I am trying to understand what "other than $x$" means. I know that a limit point $x$ need not be in $A$. So, suppose we know somehow that $x \notin A$. Then, would it be valid to modify the definition of a limit point as follows?
A point $x$ is a limit point of a set $A$ if every $\epsilon$-neighborhood $V_\epsilon(x)$ of $x$ intersects the set $A$ at some point in $A$.
EDIT: I found a different definition of a limit point:
A point $x$ is a limit point of a set $A$ iff $x = \lim a_n$ for some $(a_n) \subseteq A$ satisfying $a_n \neq x$ $\forall n \in \mathbb{N}$
Does this definition fail when it comes to the sequence $(a, a, \dots)$ whose limit point clearly is $a$?
Best Answer
Let $\mathbb{R}$ be given the usual metric.
The idea of limit points of a subset $A \subset \mathbb{R}$ is to say that in the neighbourhood of such points, I can find at least one other point different from that point which is also in $A$.

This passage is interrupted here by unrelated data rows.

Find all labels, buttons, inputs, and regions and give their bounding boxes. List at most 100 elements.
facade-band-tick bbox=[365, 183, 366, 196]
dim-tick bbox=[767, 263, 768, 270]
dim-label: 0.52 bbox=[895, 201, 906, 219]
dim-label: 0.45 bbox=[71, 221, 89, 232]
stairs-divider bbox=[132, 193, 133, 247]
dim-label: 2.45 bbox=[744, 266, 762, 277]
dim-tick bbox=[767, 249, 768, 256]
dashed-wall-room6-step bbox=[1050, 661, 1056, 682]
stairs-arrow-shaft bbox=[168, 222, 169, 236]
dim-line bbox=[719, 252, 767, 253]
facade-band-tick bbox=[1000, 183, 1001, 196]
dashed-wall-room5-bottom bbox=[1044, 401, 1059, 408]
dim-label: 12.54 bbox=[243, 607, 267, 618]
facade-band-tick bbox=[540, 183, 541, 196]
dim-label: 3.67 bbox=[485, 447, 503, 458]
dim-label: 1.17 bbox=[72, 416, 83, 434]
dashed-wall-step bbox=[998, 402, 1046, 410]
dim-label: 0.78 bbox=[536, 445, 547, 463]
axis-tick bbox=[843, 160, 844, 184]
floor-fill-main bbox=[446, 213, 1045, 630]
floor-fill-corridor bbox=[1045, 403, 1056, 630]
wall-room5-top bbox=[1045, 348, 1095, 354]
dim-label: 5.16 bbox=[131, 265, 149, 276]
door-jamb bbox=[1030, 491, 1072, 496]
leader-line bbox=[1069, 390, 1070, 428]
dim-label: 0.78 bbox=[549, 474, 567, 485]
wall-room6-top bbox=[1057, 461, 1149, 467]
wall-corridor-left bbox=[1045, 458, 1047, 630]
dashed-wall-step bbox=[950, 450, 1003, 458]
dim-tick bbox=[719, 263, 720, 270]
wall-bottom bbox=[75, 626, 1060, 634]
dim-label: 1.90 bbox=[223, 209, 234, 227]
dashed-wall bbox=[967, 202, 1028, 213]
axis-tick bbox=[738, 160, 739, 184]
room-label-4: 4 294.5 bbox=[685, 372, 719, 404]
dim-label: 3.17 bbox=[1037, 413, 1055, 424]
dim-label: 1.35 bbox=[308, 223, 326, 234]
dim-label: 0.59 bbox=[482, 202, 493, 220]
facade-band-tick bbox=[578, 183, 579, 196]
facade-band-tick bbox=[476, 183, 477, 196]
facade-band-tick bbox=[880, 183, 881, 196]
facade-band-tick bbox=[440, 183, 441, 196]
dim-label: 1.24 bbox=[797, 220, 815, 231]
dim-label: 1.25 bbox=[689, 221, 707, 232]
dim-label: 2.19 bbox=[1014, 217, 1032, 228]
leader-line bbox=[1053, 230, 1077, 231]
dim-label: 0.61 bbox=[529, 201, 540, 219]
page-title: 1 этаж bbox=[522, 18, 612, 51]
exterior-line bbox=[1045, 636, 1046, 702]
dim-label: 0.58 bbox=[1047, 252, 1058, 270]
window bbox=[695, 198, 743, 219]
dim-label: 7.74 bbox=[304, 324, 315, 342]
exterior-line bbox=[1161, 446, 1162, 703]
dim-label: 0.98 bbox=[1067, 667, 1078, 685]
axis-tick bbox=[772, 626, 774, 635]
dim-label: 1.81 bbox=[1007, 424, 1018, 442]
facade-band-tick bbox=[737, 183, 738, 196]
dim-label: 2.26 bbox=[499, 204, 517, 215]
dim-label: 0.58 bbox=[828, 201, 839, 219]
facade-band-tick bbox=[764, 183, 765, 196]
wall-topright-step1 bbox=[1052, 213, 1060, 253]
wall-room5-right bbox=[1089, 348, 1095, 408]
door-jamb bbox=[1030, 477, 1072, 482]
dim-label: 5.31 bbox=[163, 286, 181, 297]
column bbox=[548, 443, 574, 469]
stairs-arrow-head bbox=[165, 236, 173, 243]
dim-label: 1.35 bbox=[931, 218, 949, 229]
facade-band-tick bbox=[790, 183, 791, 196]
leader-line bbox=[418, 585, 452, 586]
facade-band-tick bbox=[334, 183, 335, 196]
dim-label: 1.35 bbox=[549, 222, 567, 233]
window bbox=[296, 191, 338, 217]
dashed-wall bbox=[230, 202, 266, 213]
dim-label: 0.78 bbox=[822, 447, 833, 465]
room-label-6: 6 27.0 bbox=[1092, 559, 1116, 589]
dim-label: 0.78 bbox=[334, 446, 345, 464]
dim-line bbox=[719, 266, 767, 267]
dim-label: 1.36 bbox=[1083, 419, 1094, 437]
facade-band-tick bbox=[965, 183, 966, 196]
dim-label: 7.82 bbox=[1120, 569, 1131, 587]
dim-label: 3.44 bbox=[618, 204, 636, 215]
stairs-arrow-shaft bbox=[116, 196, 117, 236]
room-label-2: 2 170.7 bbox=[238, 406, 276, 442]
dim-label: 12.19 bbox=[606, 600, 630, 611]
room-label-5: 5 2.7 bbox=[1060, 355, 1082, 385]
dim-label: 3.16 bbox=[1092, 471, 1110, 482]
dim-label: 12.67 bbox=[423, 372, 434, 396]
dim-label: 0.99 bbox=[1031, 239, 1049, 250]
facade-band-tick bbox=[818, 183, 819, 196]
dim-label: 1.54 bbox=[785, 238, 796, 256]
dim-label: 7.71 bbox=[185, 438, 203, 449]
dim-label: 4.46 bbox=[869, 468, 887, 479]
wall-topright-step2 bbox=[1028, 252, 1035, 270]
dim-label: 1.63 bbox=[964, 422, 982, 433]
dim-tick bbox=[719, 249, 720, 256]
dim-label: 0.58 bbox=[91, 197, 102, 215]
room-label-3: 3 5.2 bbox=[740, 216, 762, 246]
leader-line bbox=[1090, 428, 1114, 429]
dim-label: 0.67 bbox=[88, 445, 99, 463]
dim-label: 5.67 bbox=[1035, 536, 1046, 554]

So if $x \notin A$, then $x$ is a limit point of $A$ iff in any $\varepsilon$-neighbourhood of $x$, I can find at least one point of $A$. This is precisely your modified definition. So yes, it should be valid.
Addendum:
For the edited part: Note the condition $a_n \neq x$ for all $n \in \mathbb{N}$ carefully. This condition precisely prevents the constant sequence that you mentioned.
If this condition is not present, then every point in a set $A$ could be a limit point of $A$. This is not necessarily true. Consider the following set \begin{equation} S = \{ 1/n : n \in \mathbb{N}\}. \end{equation} Then none of the points in $S$ is a limit point of $S$. Moreover, the only limit point of $S$ is $0$ which is not in $S$.
Finally, the definition does not fail with the constant sequence as it is sufficient to find just one such sequence that satisfies $x = \lim a_n$.